Even just defining the hyperreals and showing why statements about them are also valid for the reals needs to go through either ultrafilters (which are some rather abstract objects) or model theory. Of course you can just handwave all of that away but then I guess you can also do that with standard analysis.
There are theories like SPOT and Internal Set Theory that don’t require filters.
Plus the ancient mathematicians did very well with just their intuition. And more to the point, I cared much more about building (hyper)number sense than some New Math “let’s learn ultrafilters before we’ve even done arithmetic”.
> Plus the ancient mathematicians did very well with just their intuition.
They did. But they also got things wrong, such as thinking that pointwise limits are enough to carry over continuity (see here for this and other examples: https://mathoverflow.net/a/35558). Anyway, mathematics has changed as a discipline, we now have strong axiomatic foundations and they mean that we can, in principle, always verify whether a proof is correct.

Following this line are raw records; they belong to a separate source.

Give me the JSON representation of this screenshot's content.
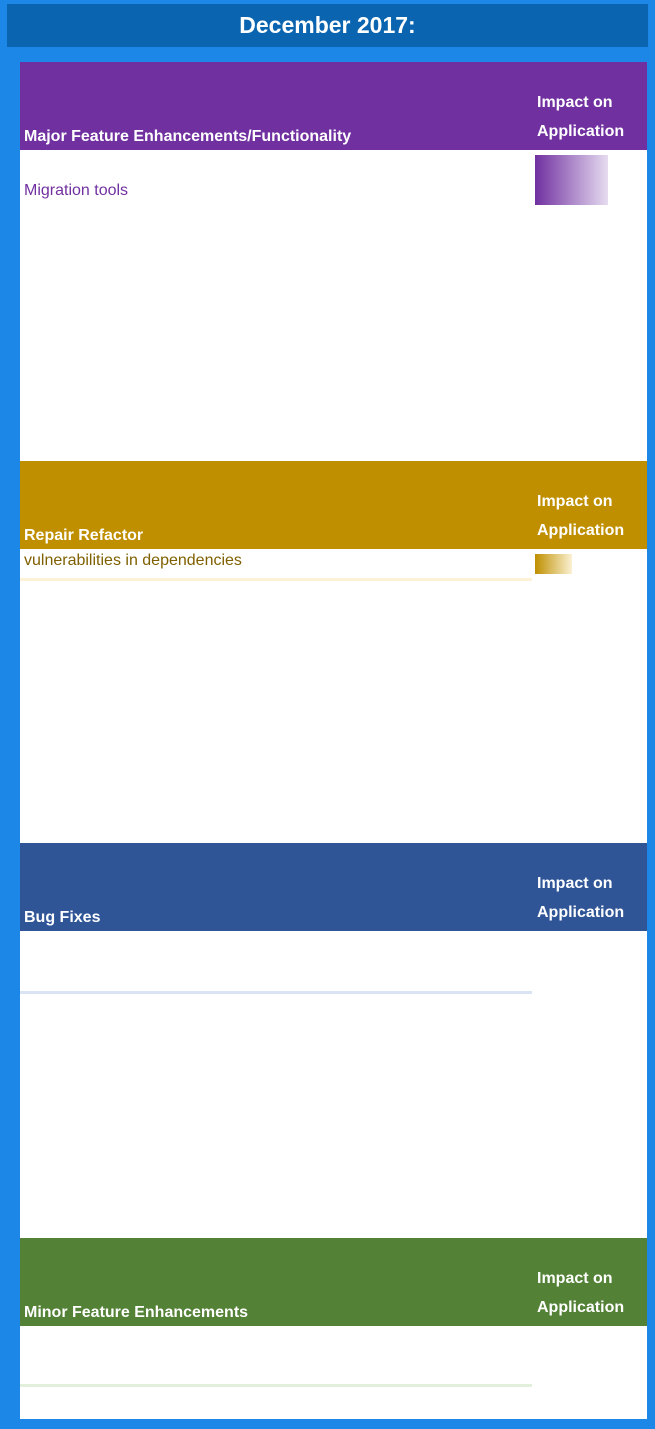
{
  "title": "December 2017:",
  "sections": [
    {
      "name": "Major Feature Enhancements/Functionality",
      "impact_label_1": "Impact on",
      "impact_label_2": "Application",
      "color": "#7030a0",
      "items": [
        {
          "text": "Migration tools"
        }
      ]
    },
    {
      "name": "Repair Refactor",
      "impact_label_1": "Impact on",
      "impact_label_2": "Application",
      "color": "#bf8f00",
      "items": [
        {
          "text": "vulnerabilities in dependencies"
        }
      ]
    },
    {
      "name": "Bug Fixes",
      "impact_label_1": "Impact on",
      "impact_label_2": "Application",
      "color": "#2f5597",
      "items": []
    },
    {
      "name": "Minor Feature Enhancements",
      "impact_label_1": "Impact on",
      "impact_label_2": "Application",
      "color": "#538135",
      "items": []
    }
  ]
}
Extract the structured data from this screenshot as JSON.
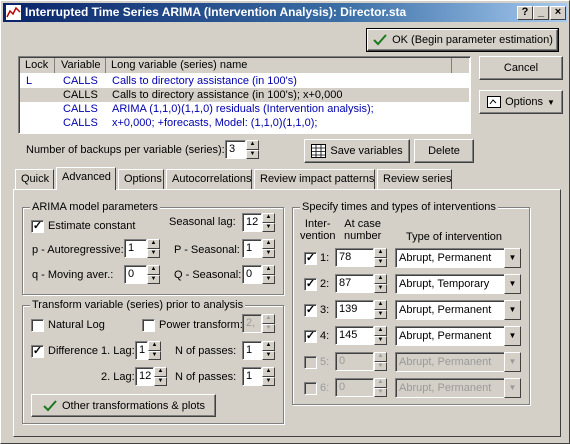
{
  "window": {
    "title": "Interrupted Time Series ARIMA (Intervention Analysis): Director.sta",
    "help_btn": "?",
    "min_btn": "_",
    "close_btn": "×"
  },
  "buttons": {
    "ok": "OK (Begin parameter estimation)",
    "cancel": "Cancel",
    "options": "Options",
    "save_variables": "Save variables",
    "delete": "Delete",
    "other_transformations": "Other transformations & plots"
  },
  "variables_table": {
    "headers": [
      "Lock",
      "Variable",
      "Long variable (series) name"
    ],
    "rows": [
      {
        "lock": "L",
        "variable": "CALLS",
        "name": "Calls to directory assistance (in 100's)"
      },
      {
        "lock": "",
        "variable": "CALLS",
        "name": "Calls to directory assistance (in 100's); x+0,000"
      },
      {
        "lock": "",
        "variable": "CALLS",
        "name": "ARIMA (1,1,0)(1,1,0) residuals (Intervention analysis);"
      },
      {
        "lock": "",
        "variable": "CALLS",
        "name": "x+0,000; +forecasts, Model: (1,1,0)(1,1,0);"
      }
    ]
  },
  "backups": {
    "label": "Number of backups per variable (series):",
    "value": "3"
  },
  "tabs": [
    "Quick",
    "Advanced",
    "Options",
    "Autocorrelations",
    "Review impact patterns",
    "Review series"
  ],
  "arima": {
    "group_title": "ARIMA model parameters",
    "estimate_constant_label": "Estimate constant",
    "seasonal_lag_label": "Seasonal lag:",
    "seasonal_lag": "12",
    "p_label": "p - Autoregressive:",
    "p": "1",
    "P_label": "P - Seasonal:",
    "P": "1",
    "q_label": "q - Moving aver.:",
    "q": "0",
    "Q_label": "Q - Seasonal:",
    "Q": "0"
  },
  "transform": {
    "group_title": "Transform variable (series) prior to analysis",
    "natural_log_label": "Natural Log",
    "power_transform_label": "Power transform:",
    "power_value": "2,",
    "difference_label": "Difference",
    "lag1_label": "1. Lag:",
    "lag1": "1",
    "passes1_label": "N of passes:",
    "passes1": "1",
    "lag2_label": "2. Lag:",
    "lag2": "12",
    "passes2_label": "N of passes:",
    "passes2": "1"
  },
  "interventions": {
    "group_title": "Specify times and types of interventions",
    "col_intervention": "Inter-\nvention",
    "col_case": "At case\nnumber",
    "col_type": "Type of intervention",
    "rows": [
      {
        "num": "1:",
        "case": "78",
        "type": "Abrupt, Permanent"
      },
      {
        "num": "2:",
        "case": "87",
        "type": "Abrupt, Temporary"
      },
      {
        "num": "3:",
        "case": "139",
        "type": "Abrupt, Permanent"
      },
      {
        "num": "4:",
        "case": "145",
        "type": "Abrupt, Permanent"
      },
      {
        "num": "5:",
        "case": "0",
        "type": "Abrupt, Permanent"
      },
      {
        "num": "6:",
        "case": "0",
        "type": "Abrupt, Permanent"
      }
    ]
  }
}
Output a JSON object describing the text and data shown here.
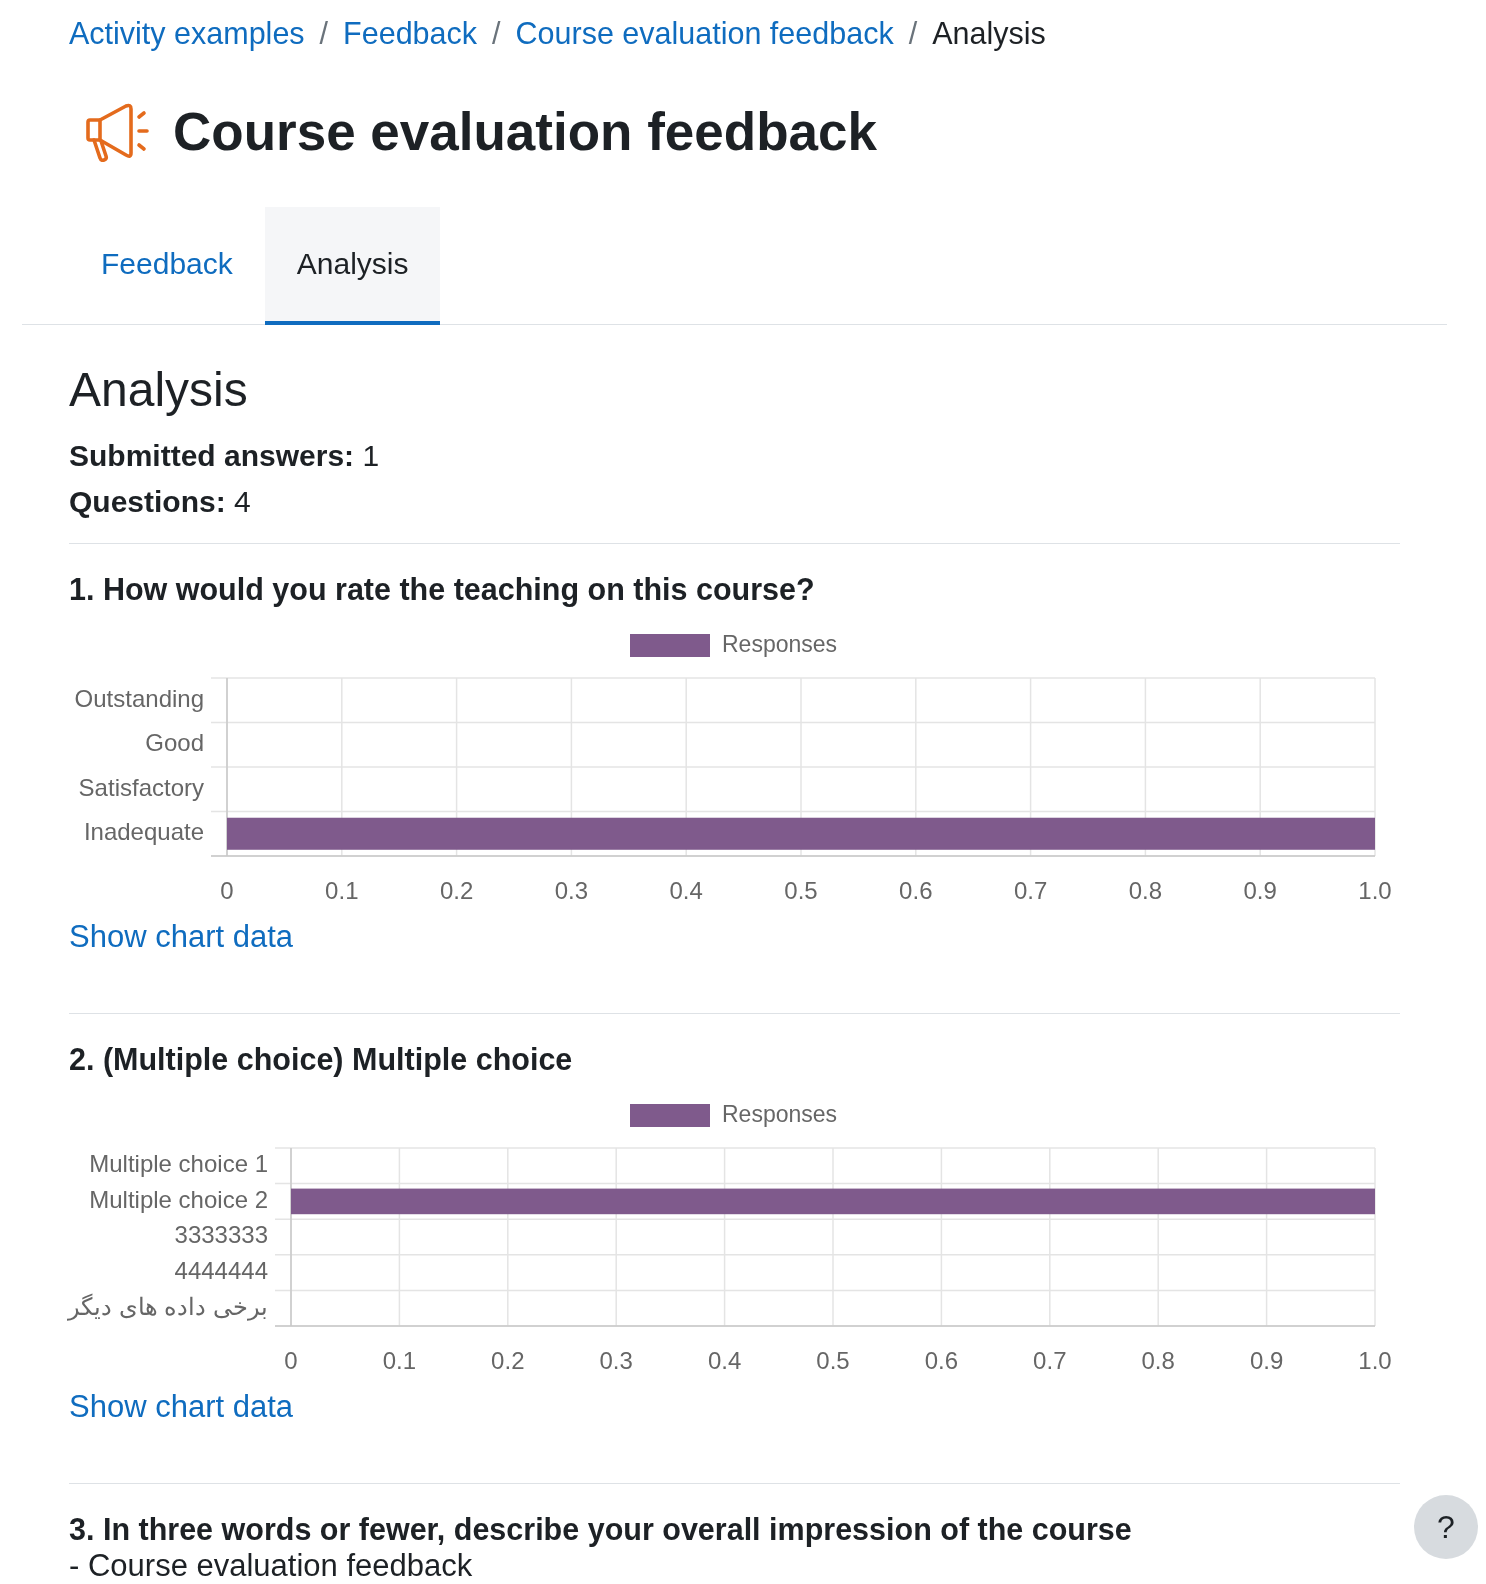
{
  "breadcrumb": [
    {
      "label": "Activity examples",
      "current": false
    },
    {
      "separator": "/",
      "label": "Feedback",
      "current": false
    },
    {
      "separator": "/",
      "label": "Course evaluation feedback",
      "current": false
    },
    {
      "separator": "/",
      "label": "Analysis",
      "current": true
    }
  ],
  "page_title": "Course evaluation feedback",
  "tabs": [
    {
      "label": "Feedback",
      "selected": false
    },
    {
      "label": "Analysis",
      "selected": true
    }
  ],
  "heading": "Analysis",
  "summary": [
    "**Submitted answers:** 1",
    "**Questions:** 4"
  ],
  "questions": [
    {
      "kind": "chart",
      "title": "1. How would you rate the teaching on this course?",
      "chart_data": {
        "type": "bar",
        "orientation": "horizontal",
        "grid": true,
        "categories": [
          "Outstanding",
          "Good",
          "Satisfactory",
          "Inadequate"
        ],
        "series": [
          {
            "name": "Responses",
            "color": "#7f5a8c",
            "values": [
              0,
              0,
              0,
              1
            ]
          }
        ],
        "xlim": [
          0,
          1
        ],
        "xticks": [
          0,
          0.1,
          0.2,
          0.3,
          0.4,
          0.5,
          0.6,
          0.7,
          0.8,
          0.9,
          {
            "value": 1,
            "label": "1.0"
          }
        ]
      },
      "link": "Show chart data"
    },
    {
      "kind": "chart",
      "title": "2. (Multiple choice) Multiple choice",
      "chart_data": {
        "type": "bar",
        "orientation": "horizontal",
        "grid": true,
        "categories": [
          "Multiple choice 1",
          "Multiple choice 2",
          "3333333",
          "4444444",
          "برخی داده های دیگر"
        ],
        "series": [
          {
            "name": "Responses",
            "color": "#7f5a8c",
            "values": [
              0,
              1,
              0,
              0,
              0
            ]
          }
        ],
        "xlim": [
          0,
          1
        ],
        "xticks": [
          0,
          0.1,
          0.2,
          0.3,
          0.4,
          0.5,
          0.6,
          0.7,
          0.8,
          0.9,
          {
            "value": 1,
            "label": "1.0"
          }
        ]
      },
      "link": "Show chart data"
    },
    {
      "kind": "text",
      "title": "3. In three words or fewer, describe your overall impression of the course",
      "answers": [
        "- Course evaluation feedback"
      ]
    }
  ],
  "help_button": {
    "label": "?"
  }
}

Certainly I'm glad we have better tools now, and know the rules. Sure beats the old days. As for verification, well I'm big into Lean 4 and it plays well with NSA since transferring theory and proofs between finite and infinite saves a lot of labor on the computer.
Oh I wasn't trying to say that NSA is in any way non-rigorous, only that if you make it rigorous it does require some machinery that is itself not terribly straightforward.
As for whether that's worth it or not, I have no strong opinion.